3. This is a photograph of Blessed Itala Mela. You can find information on her, in addition to the book listed above, at http://es.catholic.net/op/articulos/63279/itala-mela-venerable.html (You will have to use a translate feature on your computer to read it unless you are Spanish speaking.)
4. I took this photo at the Mass of Thanksgiving offered by newly ordained priest Marcus Fryer, SJ. (In my last post he was pictured as a deacon, if you remember.) He is standing with Deacon Michael Wegenka, SJ who is preparing the cup for Fr. Marcus to consecrate. I chose this because it shows the part of the Mass right before the priest calls upon the Father to send the Spirit like the dewfall so that the Son might be present. (Another congratulations to Fr. Marcus on your ordination!)
5.I took this photo in a vineyard in Vaduz, Liechtenstein while on a trip to the Alps. I chose to use it here because it shows the fruit of the vine, which, of course, is also mentioned in the Eucharistic prayer.
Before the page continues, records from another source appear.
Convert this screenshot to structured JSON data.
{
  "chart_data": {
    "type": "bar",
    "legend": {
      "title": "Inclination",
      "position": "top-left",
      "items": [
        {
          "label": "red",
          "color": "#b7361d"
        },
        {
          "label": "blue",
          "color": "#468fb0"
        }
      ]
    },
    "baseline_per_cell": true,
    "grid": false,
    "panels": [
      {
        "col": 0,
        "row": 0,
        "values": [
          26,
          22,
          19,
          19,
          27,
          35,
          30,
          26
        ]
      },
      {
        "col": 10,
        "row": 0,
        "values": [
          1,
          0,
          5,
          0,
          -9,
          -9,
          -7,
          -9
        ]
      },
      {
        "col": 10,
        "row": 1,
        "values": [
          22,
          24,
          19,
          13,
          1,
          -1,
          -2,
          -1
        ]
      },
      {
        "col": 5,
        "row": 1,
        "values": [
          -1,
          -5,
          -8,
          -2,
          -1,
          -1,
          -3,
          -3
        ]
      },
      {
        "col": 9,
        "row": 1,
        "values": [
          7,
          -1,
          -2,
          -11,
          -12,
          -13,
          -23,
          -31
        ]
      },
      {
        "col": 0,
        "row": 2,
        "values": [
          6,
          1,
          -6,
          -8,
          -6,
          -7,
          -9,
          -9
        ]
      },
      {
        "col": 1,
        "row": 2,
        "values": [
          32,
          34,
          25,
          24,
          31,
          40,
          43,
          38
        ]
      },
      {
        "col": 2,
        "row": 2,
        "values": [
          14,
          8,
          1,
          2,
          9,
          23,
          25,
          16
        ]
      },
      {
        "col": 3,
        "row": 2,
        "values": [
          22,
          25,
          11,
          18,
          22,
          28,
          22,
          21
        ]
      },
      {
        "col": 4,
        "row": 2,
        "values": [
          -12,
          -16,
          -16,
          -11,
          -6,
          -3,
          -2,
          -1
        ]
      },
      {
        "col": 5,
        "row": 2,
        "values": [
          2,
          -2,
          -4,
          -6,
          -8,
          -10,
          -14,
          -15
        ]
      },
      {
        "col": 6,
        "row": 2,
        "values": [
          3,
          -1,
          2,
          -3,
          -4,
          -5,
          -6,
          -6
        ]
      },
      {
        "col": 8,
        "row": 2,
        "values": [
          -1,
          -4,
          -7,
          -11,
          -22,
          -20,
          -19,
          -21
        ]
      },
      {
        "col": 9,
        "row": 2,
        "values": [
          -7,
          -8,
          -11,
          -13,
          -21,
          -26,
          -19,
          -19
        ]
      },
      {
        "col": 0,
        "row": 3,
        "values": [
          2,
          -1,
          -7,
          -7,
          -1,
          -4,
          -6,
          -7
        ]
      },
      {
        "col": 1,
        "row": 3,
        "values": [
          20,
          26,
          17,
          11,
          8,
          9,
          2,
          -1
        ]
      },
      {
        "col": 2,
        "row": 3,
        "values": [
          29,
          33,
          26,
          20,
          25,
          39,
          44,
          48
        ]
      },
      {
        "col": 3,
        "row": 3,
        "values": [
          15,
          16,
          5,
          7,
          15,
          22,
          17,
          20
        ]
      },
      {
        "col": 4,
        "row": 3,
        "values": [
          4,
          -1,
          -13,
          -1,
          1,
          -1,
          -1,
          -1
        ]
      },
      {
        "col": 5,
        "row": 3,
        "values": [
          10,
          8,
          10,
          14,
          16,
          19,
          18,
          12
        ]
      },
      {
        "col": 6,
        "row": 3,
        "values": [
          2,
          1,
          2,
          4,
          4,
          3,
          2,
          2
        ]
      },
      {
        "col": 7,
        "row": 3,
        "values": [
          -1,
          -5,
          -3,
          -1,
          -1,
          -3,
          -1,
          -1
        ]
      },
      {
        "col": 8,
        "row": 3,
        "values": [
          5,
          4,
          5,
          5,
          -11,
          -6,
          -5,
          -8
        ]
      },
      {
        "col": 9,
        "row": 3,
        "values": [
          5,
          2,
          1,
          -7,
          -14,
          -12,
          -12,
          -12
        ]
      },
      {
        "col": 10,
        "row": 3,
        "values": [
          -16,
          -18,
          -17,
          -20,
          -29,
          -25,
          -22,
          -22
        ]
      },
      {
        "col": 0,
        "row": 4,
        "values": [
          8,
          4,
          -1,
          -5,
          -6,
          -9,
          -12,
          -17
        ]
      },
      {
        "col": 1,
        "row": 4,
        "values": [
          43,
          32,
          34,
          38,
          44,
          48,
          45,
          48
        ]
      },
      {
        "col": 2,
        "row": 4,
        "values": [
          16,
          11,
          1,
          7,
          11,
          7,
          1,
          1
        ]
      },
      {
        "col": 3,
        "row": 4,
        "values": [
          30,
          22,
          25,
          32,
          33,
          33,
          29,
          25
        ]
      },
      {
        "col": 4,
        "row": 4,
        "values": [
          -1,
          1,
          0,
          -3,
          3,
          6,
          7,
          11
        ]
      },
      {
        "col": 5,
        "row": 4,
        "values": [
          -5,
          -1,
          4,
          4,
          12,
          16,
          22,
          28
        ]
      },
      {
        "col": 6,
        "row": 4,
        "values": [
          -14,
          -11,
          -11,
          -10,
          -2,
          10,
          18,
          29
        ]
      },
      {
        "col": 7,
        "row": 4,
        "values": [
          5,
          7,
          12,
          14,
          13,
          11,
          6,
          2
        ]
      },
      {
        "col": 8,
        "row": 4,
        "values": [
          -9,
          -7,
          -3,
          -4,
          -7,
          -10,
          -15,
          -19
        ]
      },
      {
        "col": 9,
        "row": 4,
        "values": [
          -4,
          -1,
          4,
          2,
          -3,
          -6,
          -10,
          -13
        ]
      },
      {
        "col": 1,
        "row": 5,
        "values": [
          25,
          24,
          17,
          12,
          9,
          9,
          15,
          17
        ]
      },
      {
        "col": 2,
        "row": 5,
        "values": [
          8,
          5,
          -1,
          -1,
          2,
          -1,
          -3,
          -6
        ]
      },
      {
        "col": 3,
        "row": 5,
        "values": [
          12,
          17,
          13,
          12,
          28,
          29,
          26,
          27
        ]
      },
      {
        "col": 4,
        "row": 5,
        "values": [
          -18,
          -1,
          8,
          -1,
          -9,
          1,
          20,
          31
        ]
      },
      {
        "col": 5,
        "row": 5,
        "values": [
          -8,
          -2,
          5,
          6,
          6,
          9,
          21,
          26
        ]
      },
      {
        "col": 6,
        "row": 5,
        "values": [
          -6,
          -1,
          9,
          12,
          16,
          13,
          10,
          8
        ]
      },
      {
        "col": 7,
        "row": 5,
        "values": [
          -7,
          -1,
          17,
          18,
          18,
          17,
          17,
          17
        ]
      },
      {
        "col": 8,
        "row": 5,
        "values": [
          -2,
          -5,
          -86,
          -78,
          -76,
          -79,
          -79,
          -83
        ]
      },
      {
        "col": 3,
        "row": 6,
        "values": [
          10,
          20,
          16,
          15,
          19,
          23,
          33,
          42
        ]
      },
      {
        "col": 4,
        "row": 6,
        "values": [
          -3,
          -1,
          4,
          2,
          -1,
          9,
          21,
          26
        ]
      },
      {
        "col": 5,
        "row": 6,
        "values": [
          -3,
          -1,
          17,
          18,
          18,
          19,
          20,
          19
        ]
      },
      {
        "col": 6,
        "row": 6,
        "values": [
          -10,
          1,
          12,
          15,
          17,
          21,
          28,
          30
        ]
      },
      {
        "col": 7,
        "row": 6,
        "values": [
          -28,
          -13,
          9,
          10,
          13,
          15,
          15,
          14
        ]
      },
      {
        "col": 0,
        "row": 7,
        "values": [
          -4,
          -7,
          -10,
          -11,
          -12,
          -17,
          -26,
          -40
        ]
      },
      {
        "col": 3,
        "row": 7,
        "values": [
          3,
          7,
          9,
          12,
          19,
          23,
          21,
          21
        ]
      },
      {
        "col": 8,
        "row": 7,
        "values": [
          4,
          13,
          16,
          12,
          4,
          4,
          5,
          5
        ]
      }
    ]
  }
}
6. I took this photo in Ireland, just outside of Killarney, while walking on a trail. It was a rather gentle waterfall, but I chose to use it here because the flowing of the water reminded me of Baptism. As the water flows over us we are immersed in the graces of the Holy Spirit.
7. This painting is called Undergrowth with a Couple by Vincent van Gogh (1890). It was painted at Auvers-Sur-Oise toward the end of van Gogh's life. I chose it because for some reason I imagined that the couple was walking through dew-covered ground. It seems to be evening which is when dew generally forms.